A serious cross-site scripting (XSS) vulnerability riddled the open-source paste bin PrivateBin. Following the vulnerability discovery, PrivateBin acted swiftly to fix the bug and release the patch.
PrivateBin XSS Vulnerability
The security researcher Ian Budd from Nethemba s.r.o found a persistent cross-site scripting (XSS) flaw in the PrivateBin platform.
Briefly, PrivateBin is an open-source, zero-knowledge online pastebin that allows users to take and share quick notes with privacy. Given its zero-knowledge implementation, the pasted content does not pass on to the servers. Instead, the service encrypts and decrypts the content at the users’ browser level via AES-256 GCM.
Specifically, the bug typically affected the image preview feature, introduced first with v.0.21. Explaining the vulnerability, a GitHub advisory stated,
The issue is caused by the fact that SVGs can contain JavaScript. This can allow an attacker to execute code, if the user opens a paste with a specifically crafted SVG attachment, and interacts with the preview image and the instance isn’t protected by an appropriate content security policy.
This vulnerability received the identification ID CVE-2022-24833 and a medium-severity rating with a CVSS score of 4.3.
The service elaborated that the bug didn’t affect users using the recommended Content Security Policy (CSP), even the older one. Nor did it affect instances without attachments.

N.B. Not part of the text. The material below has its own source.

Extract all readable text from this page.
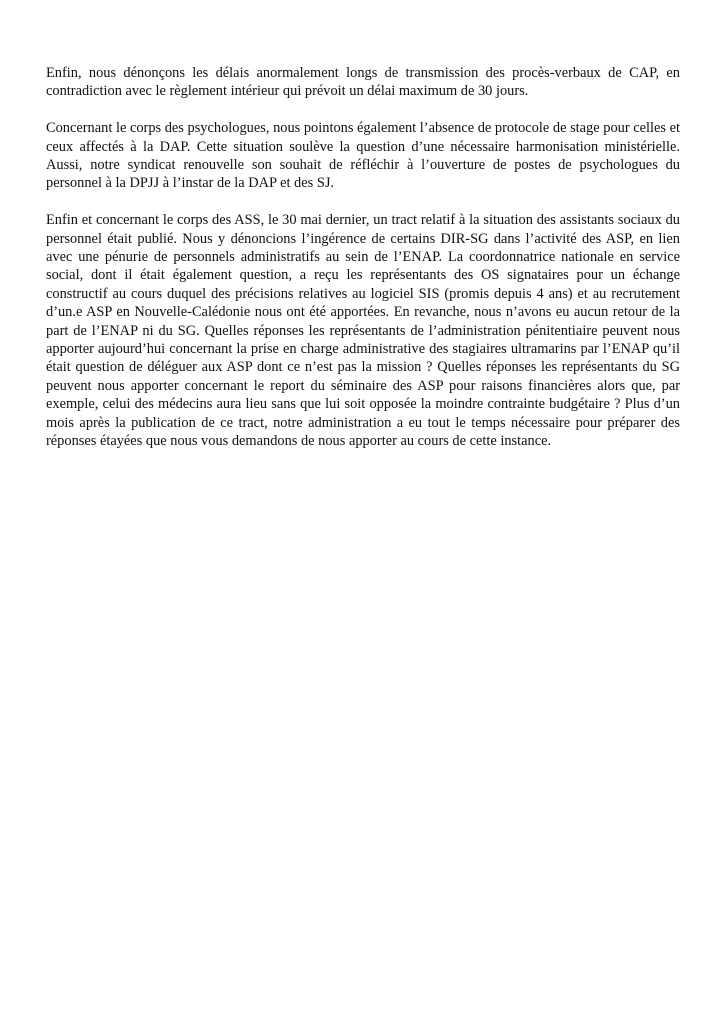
Enfin, nous dénonçons les délais anormalement longs de transmission des procès-verbaux de CAP, en contradiction avec le règlement intérieur qui prévoit un délai maximum de 30 jours.

Concernant le corps des psychologues, nous pointons également l’absence de protocole de stage pour celles et ceux affectés à la DAP. Cette situation soulève la question d’une nécessaire harmonisation ministérielle. Aussi, notre syndicat renouvelle son souhait de réfléchir à l’ouverture de postes de psychologues du personnel à la DPJJ à l’instar de la DAP et des SJ.

Enfin et concernant le corps des ASS, le 30 mai dernier, un tract relatif à la situation des assistants sociaux du personnel était publié. Nous y dénoncions l’ingérence de certains DIR-SG dans l’activité des ASP, en lien avec une pénurie de personnels administratifs au sein de l’ENAP. La coordonnatrice nationale en service social, dont il était également question, a reçu les représentants des OS signataires pour un échange constructif au cours duquel des précisions relatives au logiciel SIS (promis depuis 4 ans) et au recrutement d’un.e ASP en Nouvelle-Calédonie nous ont été apportées. En revanche, nous n’avons eu aucun retour de la part de l’ENAP ni du SG. Quelles réponses les représentants de l’administration pénitentiaire peuvent nous apporter aujourd’hui concernant la prise en charge administrative des stagiaires ultramarins par l’ENAP qu’il était question de déléguer aux ASP dont ce n’est pas la mission ? Quelles réponses les représentants du SG peuvent nous apporter concernant le report du séminaire des ASP pour raisons financières alors que, par exemple, celui des médecins aura lieu sans que lui soit opposée la moindre contrainte budgétaire ? Plus d’un mois après la publication de ce tract, notre administration a eu tout le temps nécessaire pour préparer des réponses étayées que nous vous demandons de nous apporter au cours de cette instance.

Precisely, PrivateBin stated that the bug potentially had a limited impact. Nonetheless, the service could still detect some real-life vulnerable instances. As stated,
We found two affected instances in our instance lists (wiki, directory) that did not serve a correct Content Security Policy header, had attachments enabled and thus are vulnerable to this attack…
In addition to that, we found that multiple instances do seem to either strip our CSP or have it changed to an unsafe setting and have thus expanded our directory service to verify whether our recommend CSP is used or not.
However, they didn’t detect any active exploitation of the flaw.
Patch Deployed
Following the bug report, PrivateBin started working on a fix, eventually releasing the patch with PrivateBin v.1.4.0. As mentioned in its advisory, the service also tweaked some other features with this update.
This minor release addresses a security issue with the SVG attachment preview, adds support for Google Cloud Storage (GCS) and Oracle databases, adds four new languages to the translations and includes updated libraries.
Thus, users should ensure using the latest PrivateBin version to avoid any potential risks.